Cloud Outage: When it rains, it pours
Entering my favorite coffee shop before work Tuesday morning in desperate need of caffeine, I watched an employee come out from behind the counter, taping a handwritten sign to the door.
“No cards accepted today. Sorry for the inconvenience.”
Mildly inconvenienced, but wildly frustrated I headed less than a block to another coffee shop, one seemingly able to accept credit cards. Coffee acquired with minimal effort. Just the way I like it.
Unlocking the door to my unassuming Upper West Side clothing store and robotically following the opening procedures I checked my email, and the day from hell began.
Today, the harbinger of death (or in this case, inconvenience) was a G-chat.
“Hey team!” the chat read sunnily, “looks like NewStore is out at the moment. Please make your teams aware to switch to offline mode to record transactions. Should be back up shortly, but for the time being no returns or exchanges.”
NewStore, the platform our fleet of 48 stores across the country use as a central POS system to ring up customers, find merchandise, look up old sales to process returns or exchanges, was down company wide. Another minor inconvenience to start the day. They said it would be back up shortly, right?
A customer enters with one of our brightly-branded bags, the tell-tale sign of a return. While I apologized profusely, the confused customer said something interesting.
“Funny. Warby Parker couldn’t do anything either.”
A second, more irate customer came in, saying she “took the morning off work,” to return something at our store. The bizarro world in which someone would take time off to return a product at a store with a one-year return policy notwithstanding, I realized today would be one of those days, and wondered why the technology gods had cursed me so.
The reality of the situation was much scarier than the simple possibility that a single sales/POS platform was down.
Amazon Web Services (AWS), the cloud service that deals with hundreds of clients, and an uncountable number of data points and lines of code, was completely down.
Disney+, Venmo, DoorDash, Slack, The United States Social Security Administration and my store. All of these web-based platforms (and more) had the same problem: none of them were working.
While the outage mildly inconvenienced us as workers, the toll it took on consumers, familiar with getting everything they want immediately, seemed to be much more significant.
I was scolded multiple times and yelled at once for the inability to process a return. Smiling and giving out discount cards for a later date could not dissipate the animosity directed towards me, a store supervisor in a retail store, as if I personally was the coder responsible for a nationwide outage.
AWS is the largest cloud-computing provider in the United States. Tracking-website downdetector.com reported 24,000 outages along the East Coast Tuesday morning. That is 24,000 individual businesses, platforms, apps, etc. with no ability to function as a business.
We got by using an “offline mode,” that allowed us to manually enter barcodes of items and save credit card details for a later date. But we were the lucky ones.
I say we not just as “we,” a clothing retailer looking at $100 million in revenue in 2021, I say we as a country, were lucky.
We were extremely lucky this was a simple bug in AWS, and not something like a cyber attack, which experts warn the US is extremely vulnerable to.
On multiple occasions in the last few years real and credible attacks on US infrastructure occurred. In 2018, the Los Angeles Department of Water and Power was hacked in only six hours.
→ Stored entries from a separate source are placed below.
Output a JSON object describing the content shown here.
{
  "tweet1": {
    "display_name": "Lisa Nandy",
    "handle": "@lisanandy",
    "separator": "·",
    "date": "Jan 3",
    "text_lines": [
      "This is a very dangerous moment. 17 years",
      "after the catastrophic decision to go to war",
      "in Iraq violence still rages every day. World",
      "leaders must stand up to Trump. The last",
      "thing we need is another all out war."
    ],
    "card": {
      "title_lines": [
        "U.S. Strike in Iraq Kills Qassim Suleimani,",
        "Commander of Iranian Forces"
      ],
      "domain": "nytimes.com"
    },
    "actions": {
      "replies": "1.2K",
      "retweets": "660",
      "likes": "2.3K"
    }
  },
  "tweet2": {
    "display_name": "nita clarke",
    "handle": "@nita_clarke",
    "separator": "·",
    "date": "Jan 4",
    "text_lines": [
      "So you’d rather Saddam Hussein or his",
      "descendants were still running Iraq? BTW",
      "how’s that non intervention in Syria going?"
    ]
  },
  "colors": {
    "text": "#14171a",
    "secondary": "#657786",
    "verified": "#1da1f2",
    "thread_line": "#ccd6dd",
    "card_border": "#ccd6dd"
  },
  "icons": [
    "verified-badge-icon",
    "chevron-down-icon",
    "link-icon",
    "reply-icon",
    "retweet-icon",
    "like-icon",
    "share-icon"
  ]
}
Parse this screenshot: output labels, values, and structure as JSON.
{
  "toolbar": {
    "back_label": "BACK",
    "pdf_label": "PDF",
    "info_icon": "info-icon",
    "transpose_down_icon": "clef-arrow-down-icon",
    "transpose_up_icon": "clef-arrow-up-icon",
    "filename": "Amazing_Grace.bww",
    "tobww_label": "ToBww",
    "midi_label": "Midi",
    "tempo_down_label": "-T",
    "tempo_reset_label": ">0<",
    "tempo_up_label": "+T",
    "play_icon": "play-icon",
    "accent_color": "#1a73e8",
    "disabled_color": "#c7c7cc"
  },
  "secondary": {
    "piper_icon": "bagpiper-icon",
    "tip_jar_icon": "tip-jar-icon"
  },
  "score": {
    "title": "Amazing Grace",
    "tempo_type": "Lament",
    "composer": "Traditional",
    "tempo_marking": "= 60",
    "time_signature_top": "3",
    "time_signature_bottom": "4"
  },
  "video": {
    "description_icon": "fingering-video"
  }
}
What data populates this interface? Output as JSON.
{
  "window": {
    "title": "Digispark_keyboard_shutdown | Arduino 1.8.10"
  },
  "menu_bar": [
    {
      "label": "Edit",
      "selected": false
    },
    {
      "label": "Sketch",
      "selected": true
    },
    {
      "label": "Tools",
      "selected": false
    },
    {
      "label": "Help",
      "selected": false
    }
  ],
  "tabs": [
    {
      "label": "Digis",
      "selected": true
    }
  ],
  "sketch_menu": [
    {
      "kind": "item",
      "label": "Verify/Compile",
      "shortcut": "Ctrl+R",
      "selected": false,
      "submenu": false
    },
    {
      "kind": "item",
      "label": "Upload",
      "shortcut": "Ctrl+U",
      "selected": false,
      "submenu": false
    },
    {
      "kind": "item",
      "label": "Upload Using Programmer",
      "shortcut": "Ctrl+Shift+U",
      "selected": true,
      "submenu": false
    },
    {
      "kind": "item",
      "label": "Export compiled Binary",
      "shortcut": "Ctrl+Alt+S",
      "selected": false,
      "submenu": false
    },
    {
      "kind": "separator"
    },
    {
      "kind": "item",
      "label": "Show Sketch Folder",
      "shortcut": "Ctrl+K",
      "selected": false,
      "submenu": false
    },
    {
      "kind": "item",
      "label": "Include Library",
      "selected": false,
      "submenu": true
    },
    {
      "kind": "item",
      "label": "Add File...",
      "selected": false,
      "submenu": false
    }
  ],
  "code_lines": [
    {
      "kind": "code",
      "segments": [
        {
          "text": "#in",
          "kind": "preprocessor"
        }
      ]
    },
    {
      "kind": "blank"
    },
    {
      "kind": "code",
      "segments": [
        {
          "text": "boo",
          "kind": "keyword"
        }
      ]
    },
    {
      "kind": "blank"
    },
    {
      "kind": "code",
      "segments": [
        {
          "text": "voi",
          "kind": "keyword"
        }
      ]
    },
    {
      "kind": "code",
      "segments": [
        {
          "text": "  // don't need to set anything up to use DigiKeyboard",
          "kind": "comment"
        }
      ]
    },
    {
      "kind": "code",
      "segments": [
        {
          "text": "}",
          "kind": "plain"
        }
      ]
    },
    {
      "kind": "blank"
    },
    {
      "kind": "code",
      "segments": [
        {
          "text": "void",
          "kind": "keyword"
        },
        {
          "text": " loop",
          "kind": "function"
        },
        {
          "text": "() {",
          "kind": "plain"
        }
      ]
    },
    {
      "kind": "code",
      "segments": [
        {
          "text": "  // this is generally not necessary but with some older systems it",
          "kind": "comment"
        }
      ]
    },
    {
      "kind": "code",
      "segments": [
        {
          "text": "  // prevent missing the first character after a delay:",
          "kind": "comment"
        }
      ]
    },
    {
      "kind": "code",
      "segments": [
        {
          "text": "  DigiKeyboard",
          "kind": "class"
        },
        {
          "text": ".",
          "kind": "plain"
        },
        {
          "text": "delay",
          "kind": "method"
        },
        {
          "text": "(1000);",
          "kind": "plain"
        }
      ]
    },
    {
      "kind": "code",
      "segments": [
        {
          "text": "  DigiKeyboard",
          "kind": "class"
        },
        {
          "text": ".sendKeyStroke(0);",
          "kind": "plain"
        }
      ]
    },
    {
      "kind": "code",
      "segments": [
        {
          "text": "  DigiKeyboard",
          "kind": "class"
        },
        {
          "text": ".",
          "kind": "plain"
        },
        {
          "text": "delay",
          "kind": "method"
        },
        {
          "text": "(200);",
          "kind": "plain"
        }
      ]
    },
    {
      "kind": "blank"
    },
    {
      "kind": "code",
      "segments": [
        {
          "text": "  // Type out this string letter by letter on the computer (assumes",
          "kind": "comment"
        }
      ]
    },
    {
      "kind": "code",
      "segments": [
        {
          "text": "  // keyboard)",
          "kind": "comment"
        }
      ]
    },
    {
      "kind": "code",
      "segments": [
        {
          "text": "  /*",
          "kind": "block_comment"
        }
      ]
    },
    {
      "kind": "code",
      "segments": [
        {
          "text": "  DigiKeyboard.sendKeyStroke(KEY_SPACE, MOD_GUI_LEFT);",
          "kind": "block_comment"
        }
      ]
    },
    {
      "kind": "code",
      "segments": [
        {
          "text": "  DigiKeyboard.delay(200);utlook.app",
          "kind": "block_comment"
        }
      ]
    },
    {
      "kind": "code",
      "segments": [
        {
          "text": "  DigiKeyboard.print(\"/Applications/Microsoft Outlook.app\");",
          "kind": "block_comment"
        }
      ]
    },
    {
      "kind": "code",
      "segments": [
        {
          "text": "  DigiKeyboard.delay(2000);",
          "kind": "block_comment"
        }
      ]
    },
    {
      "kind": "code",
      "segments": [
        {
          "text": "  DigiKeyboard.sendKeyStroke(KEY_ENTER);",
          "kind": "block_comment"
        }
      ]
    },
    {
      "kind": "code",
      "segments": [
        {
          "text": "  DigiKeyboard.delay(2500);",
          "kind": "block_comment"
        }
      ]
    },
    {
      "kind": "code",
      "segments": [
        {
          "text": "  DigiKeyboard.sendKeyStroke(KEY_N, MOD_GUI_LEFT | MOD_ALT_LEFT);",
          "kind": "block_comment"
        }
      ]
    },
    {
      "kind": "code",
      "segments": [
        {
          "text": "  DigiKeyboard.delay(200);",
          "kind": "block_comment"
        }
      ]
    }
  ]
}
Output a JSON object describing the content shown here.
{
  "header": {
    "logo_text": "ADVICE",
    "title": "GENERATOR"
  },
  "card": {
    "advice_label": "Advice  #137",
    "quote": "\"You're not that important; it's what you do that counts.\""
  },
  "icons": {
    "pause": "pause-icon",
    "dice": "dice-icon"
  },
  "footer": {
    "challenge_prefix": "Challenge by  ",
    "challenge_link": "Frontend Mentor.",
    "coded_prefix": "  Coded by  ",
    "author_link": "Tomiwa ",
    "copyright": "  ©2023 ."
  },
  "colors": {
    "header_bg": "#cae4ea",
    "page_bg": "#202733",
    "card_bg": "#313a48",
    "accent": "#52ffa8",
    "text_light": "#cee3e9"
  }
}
That hack was a test, performed by hackers-for-hire to reveal vulnerabilities within the system. In reporting on the issue, Bloomberg called our country’s vulnerabilities, “shocking.”
I’m no cyber-security expert, but the fact that a small bug can take down most of the East Coast’s ability to function on the internet is probably indicative of a massive problem within our system.
The pandemic’s hastening of our overreliance on Amazon to do everything for us has clearly bled over into computing and storage, and when that goes wrong, the results can be catastrophic.
While continuing to smile and apologize profusely for the mild inconvenience of not being able to return an item on a certain day, “I came ALL THE WAY from the EAST SIDE,” said one beleaguered customer, I couldn’t help but think that this might be a best-case scenario.
Clouds bring rain, and when it rains, it pours.